Hydrogen, methanol, ammonia, synthetic diesel – there's a lot of uncertainty surrounding the fuels of the future. But one thing is clear: with IMO rules stipulating that by 2050, CO2 emissions in shipping have to be 50% lower than in 2018, the call is for new fuels, and with them new propulsion concepts. mtu experts at Rolls-Royce have now come up with various configurations for tugboats.
The fuels of the future will be manufactured using a method known as Power-to-X. The basic principle is as follows: Renewable energy sources such as wind or solar are used to generate electrical power. This is used in electrolysis, in which water is broken down into its components (hydrogen and oxygen). The hydrogen part can be directly used as a fuel or synthesized to produce other fuels such as e-Methane, e-Methanol and E-diesel. If the CO2 needed to synthesize these fuels is derived from the atmosphere or biomass, their combustion can be said to be carbon-neutral because no additional CO2 is being released. Hence they are set to play a decisive role in meeting the IMO's climate targets.
Strong need for dialog in the tech revolution
But which fuel is most suited to marine propulsion and in which applications? “That question hasn't been finally answered,” said Peter Gommeringer, marine applications engineer specializing in new technologies at Rolls-Royce Power Systems. “A technological change of this magnitude depends on us and all the key players – shipyards, operators and owners – pulling together to work out the best propulsion concept in each case for the given requirements.” Gommeringer and his colleagues have developed different propulsion concepts for a harbor tug. Their subject is a hypothetical tugboat of 29m length and 13m width that requires 5,000 kW of driving power and 100 kVA for on-board power.
Innovative battery/fuel cell combinations
The initial concept for powering the hypothetical tugboat is based on a combination of fuel cells and batteries. The required energy for this is generated in hydrogen fuel cell systems and temporarily stored in batteries.
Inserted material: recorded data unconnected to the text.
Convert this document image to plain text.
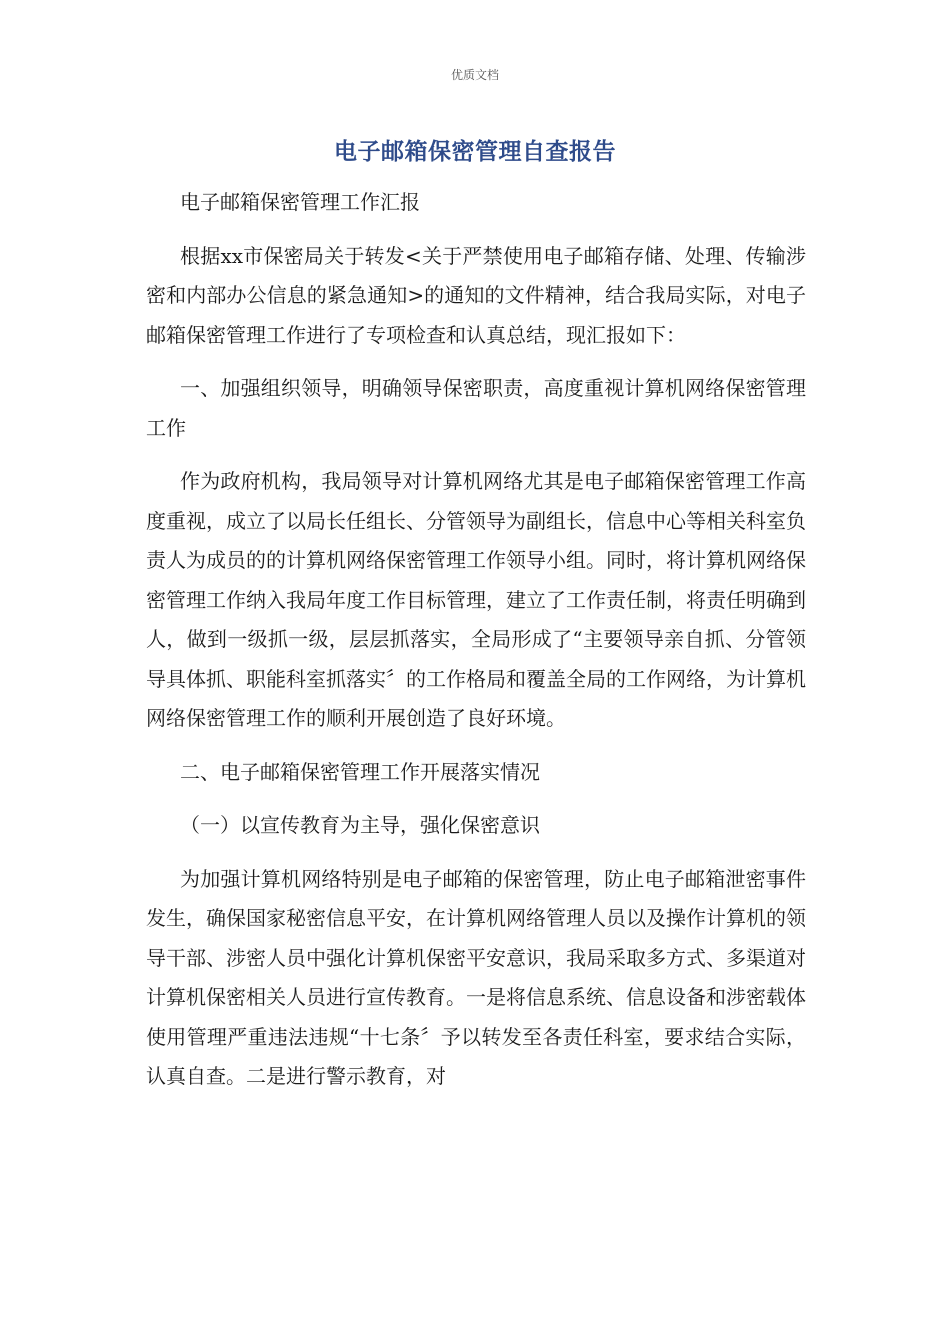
优质文档
电子邮箱保密管理自查报告

电子邮箱保密管理工作汇报

根据xx市保密局关于转发<关于严禁使用电子邮箱存储、处理、传输涉密和内部办公信息的紧急通知>的通知的文件精神，结合我局实际，对电子邮箱保密管理工作进行了专项检查和认真总结，现汇报如下：

一、加强组织领导，明确领导保密职责，高度重视计算机网络保密管理工作

作为政府机构，我局领导对计算机网络尤其是电子邮箱保密管理工作高度重视，成立了以局长任组长、分管领导为副组长，信息中心等相关科室负责人为成员的的计算机网络保密管理工作领导小组。同时，将计算机网络保密管理工作纳入我局年度工作目标管理，建立了工作责任制，将责任明确到人，做到一级抓一级，层层抓落实，全局形成了“主要领导亲自抓、分管领导具体抓、职能科室抓落实〞的工作格局和覆盖全局的工作网络，为计算机网络保密管理工作的顺利开展创造了良好环境。

二、电子邮箱保密管理工作开展落实情况

（一）以宣传教育为主导，强化保密意识

为加强计算机网络特别是电子邮箱的保密管理，防止电子邮箱泄密事件发生，确保国家秘密信息平安，在计算机网络管理人员以及操作计算机的领导干部、涉密人员中强化计算机保密平安意识，我局采取多方式、多渠道对计算机保密相关人员进行宣传教育。一是将信息系统、信息设备和涉密载体使用管理严重违法违规“十七条〞予以转发至各责任科室，要求结合实际，认真自查。二是进行警示教育，对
The energy source is liquid hydrogen, which offers high energy density and is stored in a cylindrical tank below deck. “The big advantage that a hydrogen-powered fuel cell has over an internal combustion engine is that it does not generate harmful emissions – neither CO2 nor nitrous gases, nor particulates.” explained Benjamin Oszfolk, fuel cell expert from the mtu PowerLab at Rolls-Royce Power Systems.
The virtue of fuel cells is that they can be deployed very flexibly, which is what essentially sets them apart from other drive and propulsion systems today. To date, the propulsion power for the tugboat has been solely derived from diesel engines. That has meant that their power rating has to correspond to the maximum power requirement of the vessel. Fuel cells combined with batteries, however, open new possibilities. The amount of energy placed at disposal can be tuned to the tug's power requirement at any one time, thereby providing scope to save fuel. If the tugboat mode does not require maximum power or speed, only the number of fuel cells needed is actually switched on. If maximum power output is called for because the tugboat has to travel at high speed or is in tugging mode, all fuel cells are switched on. The energy stored in the batteries will also be used. “That gives our experts the scope to work out the ideal combination of fuel cells and batteries for each application and thus deliver customized drive system solutions,” explained Oszfolk.
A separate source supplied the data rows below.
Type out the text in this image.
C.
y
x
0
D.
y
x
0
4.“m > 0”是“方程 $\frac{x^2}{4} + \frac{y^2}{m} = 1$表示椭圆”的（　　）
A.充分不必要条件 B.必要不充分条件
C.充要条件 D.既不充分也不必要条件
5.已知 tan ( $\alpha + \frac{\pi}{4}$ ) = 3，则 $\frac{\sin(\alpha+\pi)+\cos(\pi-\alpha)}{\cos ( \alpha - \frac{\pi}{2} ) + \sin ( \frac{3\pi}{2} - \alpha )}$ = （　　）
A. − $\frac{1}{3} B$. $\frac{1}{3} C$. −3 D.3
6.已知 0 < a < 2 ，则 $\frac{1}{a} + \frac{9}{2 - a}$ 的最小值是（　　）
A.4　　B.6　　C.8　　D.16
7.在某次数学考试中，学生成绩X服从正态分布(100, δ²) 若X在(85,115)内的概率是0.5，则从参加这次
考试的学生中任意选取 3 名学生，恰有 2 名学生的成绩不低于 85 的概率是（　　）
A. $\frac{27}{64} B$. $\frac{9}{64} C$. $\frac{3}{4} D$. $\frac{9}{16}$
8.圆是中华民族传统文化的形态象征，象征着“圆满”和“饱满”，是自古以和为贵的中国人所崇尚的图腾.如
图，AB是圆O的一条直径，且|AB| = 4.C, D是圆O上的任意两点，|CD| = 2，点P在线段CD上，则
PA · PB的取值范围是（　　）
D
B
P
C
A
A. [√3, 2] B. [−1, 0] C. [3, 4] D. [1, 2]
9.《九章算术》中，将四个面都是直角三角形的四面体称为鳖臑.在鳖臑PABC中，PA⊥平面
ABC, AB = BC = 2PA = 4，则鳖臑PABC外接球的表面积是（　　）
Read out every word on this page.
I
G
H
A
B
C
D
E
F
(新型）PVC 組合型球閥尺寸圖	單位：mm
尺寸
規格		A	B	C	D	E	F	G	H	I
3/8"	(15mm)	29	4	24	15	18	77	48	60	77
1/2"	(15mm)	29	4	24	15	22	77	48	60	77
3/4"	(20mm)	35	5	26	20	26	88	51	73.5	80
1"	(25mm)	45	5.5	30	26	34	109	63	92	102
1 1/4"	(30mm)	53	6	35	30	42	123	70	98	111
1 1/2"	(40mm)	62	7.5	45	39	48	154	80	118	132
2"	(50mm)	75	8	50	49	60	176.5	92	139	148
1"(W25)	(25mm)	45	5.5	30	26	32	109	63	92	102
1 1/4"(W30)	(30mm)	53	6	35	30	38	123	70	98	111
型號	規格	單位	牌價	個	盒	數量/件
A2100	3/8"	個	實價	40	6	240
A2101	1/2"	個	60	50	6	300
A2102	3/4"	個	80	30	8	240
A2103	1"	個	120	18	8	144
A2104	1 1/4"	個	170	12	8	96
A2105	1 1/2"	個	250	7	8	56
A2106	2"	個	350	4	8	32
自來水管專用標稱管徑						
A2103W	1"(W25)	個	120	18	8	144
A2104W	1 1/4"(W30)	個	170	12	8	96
Concepts based on other alternative energy carriers
Experts at Rolls-Royce are simultaneously studying other propulsion concepts based on fuels such as methanol. “Methanol does not have the power density of diesel fuel. However, of all the new fuels, it is the one that most resembles diesel fuel and thus demands the fewest modifications to the engine room,” explained Peter Gommeringer. Configurations involving the combination of internal combustion engines fueled by methanol with fuel cells and batteries therefore present other exciting possibilities.
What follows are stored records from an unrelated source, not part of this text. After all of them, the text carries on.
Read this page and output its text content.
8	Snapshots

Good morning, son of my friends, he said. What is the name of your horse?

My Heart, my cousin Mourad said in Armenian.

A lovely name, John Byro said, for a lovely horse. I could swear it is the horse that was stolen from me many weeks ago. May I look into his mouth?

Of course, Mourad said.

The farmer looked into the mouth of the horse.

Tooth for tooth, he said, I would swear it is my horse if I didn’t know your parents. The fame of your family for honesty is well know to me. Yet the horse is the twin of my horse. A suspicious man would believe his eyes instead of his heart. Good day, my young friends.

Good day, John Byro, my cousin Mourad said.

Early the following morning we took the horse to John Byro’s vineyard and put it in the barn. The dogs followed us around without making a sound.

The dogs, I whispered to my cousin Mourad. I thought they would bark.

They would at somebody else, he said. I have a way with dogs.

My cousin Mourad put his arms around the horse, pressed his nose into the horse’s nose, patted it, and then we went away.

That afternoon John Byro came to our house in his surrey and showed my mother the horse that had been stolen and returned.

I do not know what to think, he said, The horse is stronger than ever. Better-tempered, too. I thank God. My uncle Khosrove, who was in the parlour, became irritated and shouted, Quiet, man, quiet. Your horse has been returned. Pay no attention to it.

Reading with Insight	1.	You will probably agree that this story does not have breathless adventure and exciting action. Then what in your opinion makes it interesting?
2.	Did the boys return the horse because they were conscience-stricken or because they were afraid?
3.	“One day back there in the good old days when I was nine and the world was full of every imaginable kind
Experts are even contemplating an electric-only tug in which the power is taken solely from batteries and not generated by on-board fuel cells. “The electric-only system scores the most points for low operating costs,” pointed out Gommeringer, further explaining that it does suffer from a major disadvantage – the low energy density of the batteries, which leads to a very short range. “Electrically powered harbor tugs are certainly an option to be considered, but they will not be able to cover long distances,” he concluded.
The task with each concept is to find the right balance in terms of range, operating and procurement costs and technical feasibility.
Driving the maritime energy transition
In the near future, mtu experts at Rolls-Royce Power Systems will be engaging with operators, shipyards and owners to discuss these and other concepts in more detail and establish which will be the most efficacious. A concrete study project is currently underway in collaboration with the renowned marine engineering company Robert Allan and towage specialist Svitzer. Other studies are to follow: “The task with each concept is find the right balance in terms of range, operating and procurement costs and technical feasibility,” explained Gommeringer, who is clearly inspired by his mission. “This is a steep challenge, but it's also an opportunity for us to help drive the energy turnaround in the maritime industry and change the face of shipping for good with our innovative propulsion concepts.”